A bout with a virulent strain of the bacterium Escherichia coli is something most people would go to great lengths to avoid. But last year, 60 brave souls at Stanford University lined up to drink a cocktail of the microbes in an experiment to determine what makes some strains of this bug so nasty. Their sacrifice for science has revealed a subtle feature of the mechanism that enteropathogenic E. coli--a common cause of diarrhea in children in developing countries--uses to colonize the gut.
Stanford microbiologist Gary Schoolnik and his colleagues report in today's issue of Science that hairlike appendages on the surface of the bacterium, known as bundle-forming pili, are critical to the virulence of these bacteria. The pili help the bacteria latch onto a target cell, then bundle together into ropelike filaments that bind a mass of bacteria together at the initial site of infection. The tests also suggest that the pili normally disentangle themselves at a critical stage of an infection so the bacteria can go on to infect new intestinal cells.
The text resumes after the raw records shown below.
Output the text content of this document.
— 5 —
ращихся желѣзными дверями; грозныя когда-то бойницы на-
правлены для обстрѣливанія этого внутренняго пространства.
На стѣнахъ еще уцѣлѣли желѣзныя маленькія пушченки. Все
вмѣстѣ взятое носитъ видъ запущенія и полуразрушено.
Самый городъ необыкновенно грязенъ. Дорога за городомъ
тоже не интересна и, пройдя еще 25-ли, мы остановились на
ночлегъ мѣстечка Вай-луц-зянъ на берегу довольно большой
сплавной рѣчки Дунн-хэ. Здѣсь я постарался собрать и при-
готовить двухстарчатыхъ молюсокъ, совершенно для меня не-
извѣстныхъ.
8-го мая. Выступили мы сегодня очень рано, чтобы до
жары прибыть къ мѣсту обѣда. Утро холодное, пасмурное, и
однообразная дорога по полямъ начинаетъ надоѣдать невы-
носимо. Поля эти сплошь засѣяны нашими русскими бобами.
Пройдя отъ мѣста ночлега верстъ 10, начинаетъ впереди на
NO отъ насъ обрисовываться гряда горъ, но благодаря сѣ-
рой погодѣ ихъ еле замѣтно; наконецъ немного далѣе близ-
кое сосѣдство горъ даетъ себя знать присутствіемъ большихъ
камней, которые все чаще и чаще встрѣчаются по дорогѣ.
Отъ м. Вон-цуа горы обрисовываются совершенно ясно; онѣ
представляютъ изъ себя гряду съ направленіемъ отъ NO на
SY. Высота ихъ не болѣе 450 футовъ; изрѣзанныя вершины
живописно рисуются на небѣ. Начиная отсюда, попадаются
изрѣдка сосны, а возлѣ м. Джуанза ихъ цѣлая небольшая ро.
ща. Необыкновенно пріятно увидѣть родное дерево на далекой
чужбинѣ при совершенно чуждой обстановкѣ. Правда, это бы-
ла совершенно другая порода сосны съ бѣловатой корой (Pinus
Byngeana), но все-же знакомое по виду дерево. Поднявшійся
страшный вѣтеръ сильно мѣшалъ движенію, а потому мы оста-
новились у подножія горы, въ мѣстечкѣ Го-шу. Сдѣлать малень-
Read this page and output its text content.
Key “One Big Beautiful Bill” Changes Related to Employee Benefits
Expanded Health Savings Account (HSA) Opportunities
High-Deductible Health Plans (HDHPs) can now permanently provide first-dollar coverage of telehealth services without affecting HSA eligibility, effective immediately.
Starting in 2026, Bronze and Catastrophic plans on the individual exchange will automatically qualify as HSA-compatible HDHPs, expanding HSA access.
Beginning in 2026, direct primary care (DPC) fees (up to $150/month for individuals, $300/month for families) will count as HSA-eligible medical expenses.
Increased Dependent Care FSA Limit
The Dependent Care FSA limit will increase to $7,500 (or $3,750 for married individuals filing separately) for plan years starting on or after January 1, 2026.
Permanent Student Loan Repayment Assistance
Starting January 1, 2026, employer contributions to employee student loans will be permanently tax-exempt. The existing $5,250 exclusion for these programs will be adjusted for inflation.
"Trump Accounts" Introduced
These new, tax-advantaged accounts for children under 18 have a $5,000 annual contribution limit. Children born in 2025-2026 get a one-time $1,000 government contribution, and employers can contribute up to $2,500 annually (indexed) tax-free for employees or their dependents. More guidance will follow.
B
Researchers had long suspected from test tube experiments that the pili play an important role in E. coli infections, but Schoolnik's tests are the first to confirm the effects in people. Schoolnik's team produced several mutant forms of the bacterium, one of which produced no pili at all and another produced superpili that bound the organisms together even more tightly than those of the normal strain. They fed various doses of these mutant bacteria and normal bacteria to different sets of volunteers, then compared the effects. The bacteria that lacked pili proved relatively benign and--surprisingly--those with superpili also proved significantly less virulent in causing diarrhea than the normal strain.
When they looked at the progress of an infection in the test tube, Schoolnik's team found that bacterium from the superpili strain remain permanently stuck together in a clump, while clumps formed by the normal strain eventually break up. The researchers conclude that the superpili strain is less capable of going on to establish new sites of infection. "It all links in together very nicely and very logically," says Alan Phillips, pediatric gastroenterologist from London's Royal Free Hospital. "If you can't aggregate and disaggregate then you're not going to colonize very effectively."